Friday, November 11, 2016
Prosecutor Wants All NECC Defendants to Get Civil Data
By Walter F. Roche Jr.
Federal prosecutors say that now that one defendant has been granted access to a repository of files, all the defendants in the fungal meningitis criminal case should be granted the same opportunity.
In a two-page filing this week in U.S. District Court in Boston, Mass. Assistant U.S. Attorney William Weinreb said that since the court has granted access to files in a related civil case to Barry Cadden, other defendants, including Glen Chin, should be given the same access.
Cadden and Chin are facing 25 counts of second degree murder in the criminal case stemming from the 2012 fungal meningitis outbreak caused by the New England Compounding Center.
In the filing this week Weinreb noted that prosecutors had opposed giving Cadden access to the civil suit files, accusing his lawyers of trying to do an end run around the normal discovery rules in criminal cases.
Despite those objections, U.S. District Judge Rya Zobel ruled Cadden could have access to and use the civil file repository in his defense, subject to approval of the judge presiding over the criminal case.
The files at issue were gathered in a series of civil suits filed in the aftermath of the deadly 2012 outbreak. Cadden was originally one of the defendants in that civil case but the claims against him were eventually dropped.
In his filing Weinreb noted that neither Cadden or Chin "ever contributed to the repository nor participated in the (cases's) discovery. Indeed Chin was not even a party to the suit."

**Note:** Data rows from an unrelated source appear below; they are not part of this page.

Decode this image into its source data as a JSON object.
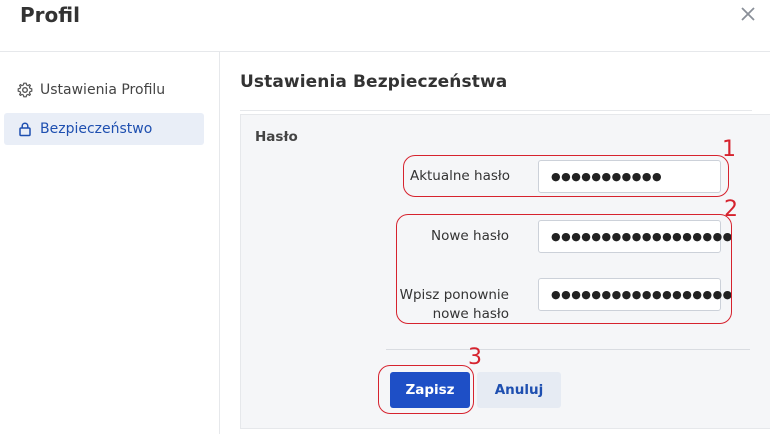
{
  "dialog": {
    "title": "Profil",
    "close_icon": "close-icon"
  },
  "sidebar": {
    "items": [
      {
        "label": "Ustawienia Profilu",
        "icon": "gear-icon",
        "active": false
      },
      {
        "label": "Bezpieczeństwo",
        "icon": "lock-icon",
        "active": true
      }
    ]
  },
  "main": {
    "section_title": "Ustawienia Bezpieczeństwa",
    "password_group_label": "Hasło",
    "fields": {
      "current": {
        "label": "Aktualne hasło",
        "masked_value": "●●●●●●●●●●●"
      },
      "new": {
        "label": "Nowe hasło",
        "masked_value": "●●●●●●●●●●●●●●●●●●"
      },
      "repeat": {
        "label_line1": "Wpisz ponownie",
        "label_line2": "nowe hasło",
        "masked_value": "●●●●●●●●●●●●●●●●●●"
      }
    },
    "buttons": {
      "save": "Zapisz",
      "cancel": "Anuluj"
    }
  },
  "annotations": {
    "color": "#d6232e",
    "labels": [
      "1",
      "2",
      "3"
    ]
  },
  "colors": {
    "accent": "#1e4fc6",
    "active_bg": "#e9eef7",
    "panel_bg": "#f5f6f8"
  }
}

"Nevertheless," the filing states, "in light of its earlier order, this court should make the same materials Cadden possesses available to the government and the other criminal defendants as well."
The prior order granting Cadden access to the civil litigation data did limit him to data collected prior to his dismissal from the civil case.
Cadden and Chin are scheduled to go on trial on Jan. 5 of next year, while the remaining defendants have an April 2017 trial date.
The 2012 outbreak was caused by fungus laden steroid drugs produced by NECC and shipped to health care providers across the country. Cadden was part owner of NECC and Chin was a supervising pharmacist.